Sixty-six years ago: June 6, 1944. D-Day. The invasion of France during World War II, the biggest amphibious military operation ever. How many people remember? Some know about that day from Tom Hanks’ movie, “Saving Private Ryan.” That was several years ago. I wonder if my 22-year-old grandson has seen it.
In Albuquerque I met Russell Frye, who was a sergeant in the Army when he waded ashore on Omaha Beach with German bullets killing men around him on June 6, 1944. So many men in his company were killed that he became a captain before he was wounded at St. Lo. He refused to talk about it. With three knee replacements because of shrapnel, plus being an insulin-dependent diabetic, he died last year in Albuquerque, aged 90 plus.
In 1944 I was 15, starting summer vacation after my sophomore year at Fort Worth’s Paschal High. I barely remember the excitement when we woke up that hot Texas morning and learned our boys were landing on the beaches in Normandy.
On our honeymoon in Europe 44 years later, I stood with my husband John in that cemetery on the bluff above Omaha Beach, walking between those rows of white crosses, over 3,000 of them, and felt the full impact of what that day cost in young men's lives.
On June 6, 1944, John was on a ship in the English channel, waiting to go ashore on Omaha Beach four days later. He remembered marveling at the sea full of ships. His brother-in-law, Sam Musico, was a Naval officer on one of those ships. John was best man when Sam married his sister, Stell, in 1939, but he was not to see Sam again until after the war.
John and I danced at Sam and Stell’s 50th wedding anniversary party. John died two years later. Sam and Stell went on to celebrate more than 60 years together. Sam also is gone now, but she is a lively, alert 95-years-old, still driving her Lexis to supervise her McDonald franchise.
John’s buddy, Dominick Fallacaro, was navigator on a B-17. Shortly before boarding the troop ship, John received a letter Dominick’s wife, Vera, saying Dominick’s plane was shot down over Germany. John wrote his mother he was too sick to eat supper. Three years after the war John married Vera and adopted her son, Mike, as the oldest of his four sons.
(Vera also died too young, at age 52. John was widowed 12 years before I met him in 1987.)
My brother, George Preston Pattie, was only three months old on D-Day 1944. Although he did not remember it, he was keenly interested in World War II. I went with him to France, so that on June 6, 1999, the 45th anniversary of D-Day, we drove a rental car along all five of the Normandy beaches where U.S., British, and Canadian troops landed.

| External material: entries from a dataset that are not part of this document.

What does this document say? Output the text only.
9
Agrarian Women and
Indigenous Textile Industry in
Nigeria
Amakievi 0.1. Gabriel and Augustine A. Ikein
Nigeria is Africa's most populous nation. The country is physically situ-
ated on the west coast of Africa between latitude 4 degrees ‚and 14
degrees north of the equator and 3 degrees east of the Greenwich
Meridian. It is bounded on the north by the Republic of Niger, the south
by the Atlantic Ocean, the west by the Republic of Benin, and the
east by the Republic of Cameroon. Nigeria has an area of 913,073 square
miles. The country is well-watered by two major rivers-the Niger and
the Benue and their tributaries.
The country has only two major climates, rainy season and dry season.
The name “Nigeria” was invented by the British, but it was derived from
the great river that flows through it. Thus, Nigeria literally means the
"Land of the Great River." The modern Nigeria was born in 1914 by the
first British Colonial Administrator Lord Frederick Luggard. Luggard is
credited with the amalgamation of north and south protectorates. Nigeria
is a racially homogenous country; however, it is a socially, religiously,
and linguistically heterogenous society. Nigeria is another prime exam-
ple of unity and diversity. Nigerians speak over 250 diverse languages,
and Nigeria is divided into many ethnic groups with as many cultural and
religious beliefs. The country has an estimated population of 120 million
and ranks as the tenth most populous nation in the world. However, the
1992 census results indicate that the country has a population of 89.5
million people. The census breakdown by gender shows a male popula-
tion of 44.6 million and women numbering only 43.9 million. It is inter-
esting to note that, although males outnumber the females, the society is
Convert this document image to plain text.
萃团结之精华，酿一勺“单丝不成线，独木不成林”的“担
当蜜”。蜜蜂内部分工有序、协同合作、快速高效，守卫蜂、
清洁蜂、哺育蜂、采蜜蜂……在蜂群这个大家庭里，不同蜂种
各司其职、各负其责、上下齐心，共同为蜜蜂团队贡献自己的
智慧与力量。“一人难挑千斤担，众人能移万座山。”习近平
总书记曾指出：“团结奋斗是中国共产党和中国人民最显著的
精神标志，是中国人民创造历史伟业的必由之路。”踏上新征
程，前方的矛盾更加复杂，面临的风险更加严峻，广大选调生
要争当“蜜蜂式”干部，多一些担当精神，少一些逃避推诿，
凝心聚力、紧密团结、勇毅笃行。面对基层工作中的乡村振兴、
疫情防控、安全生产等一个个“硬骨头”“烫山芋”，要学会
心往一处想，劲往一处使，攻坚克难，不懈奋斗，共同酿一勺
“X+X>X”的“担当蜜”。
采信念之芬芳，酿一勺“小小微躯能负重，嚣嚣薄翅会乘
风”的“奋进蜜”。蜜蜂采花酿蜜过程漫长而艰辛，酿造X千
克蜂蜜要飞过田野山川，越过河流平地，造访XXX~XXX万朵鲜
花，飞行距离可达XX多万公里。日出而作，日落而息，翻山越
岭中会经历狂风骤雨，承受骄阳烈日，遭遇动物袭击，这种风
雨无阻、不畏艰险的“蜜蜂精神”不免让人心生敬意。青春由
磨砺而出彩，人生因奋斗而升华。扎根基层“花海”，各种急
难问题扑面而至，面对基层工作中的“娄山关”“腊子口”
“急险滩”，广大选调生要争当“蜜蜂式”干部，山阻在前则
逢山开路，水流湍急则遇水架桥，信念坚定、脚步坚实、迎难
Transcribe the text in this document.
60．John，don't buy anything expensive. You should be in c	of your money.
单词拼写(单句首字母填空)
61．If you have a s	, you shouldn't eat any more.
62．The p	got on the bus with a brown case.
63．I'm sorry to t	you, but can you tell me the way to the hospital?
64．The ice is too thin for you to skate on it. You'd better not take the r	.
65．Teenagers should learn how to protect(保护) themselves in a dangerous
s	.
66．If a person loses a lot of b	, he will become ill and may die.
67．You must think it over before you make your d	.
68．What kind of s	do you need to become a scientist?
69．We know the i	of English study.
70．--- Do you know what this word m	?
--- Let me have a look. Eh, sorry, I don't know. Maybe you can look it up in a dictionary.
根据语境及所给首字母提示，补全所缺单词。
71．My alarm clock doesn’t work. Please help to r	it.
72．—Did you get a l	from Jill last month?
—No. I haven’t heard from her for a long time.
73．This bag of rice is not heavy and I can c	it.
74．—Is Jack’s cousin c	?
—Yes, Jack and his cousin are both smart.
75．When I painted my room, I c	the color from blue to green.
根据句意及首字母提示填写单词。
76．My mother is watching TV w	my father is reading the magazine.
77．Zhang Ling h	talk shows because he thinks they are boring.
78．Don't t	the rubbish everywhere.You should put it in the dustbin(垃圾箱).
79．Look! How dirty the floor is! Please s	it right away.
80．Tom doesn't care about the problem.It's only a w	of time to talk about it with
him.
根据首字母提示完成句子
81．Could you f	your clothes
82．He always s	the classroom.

At the Omaha Beach cemetery we sat on folding chairs listening to dignitaries give unmemorable speeches. Near us sat a woman whose brother landed on Utah Beach on June 6, 1944. His unit met very little opposition from the Germans, and less than 20 were killed. One of them was her brother.
In war many die, but many more live. Survivors go on to live good lives. But for their loved ones, each man killed is a tragedy.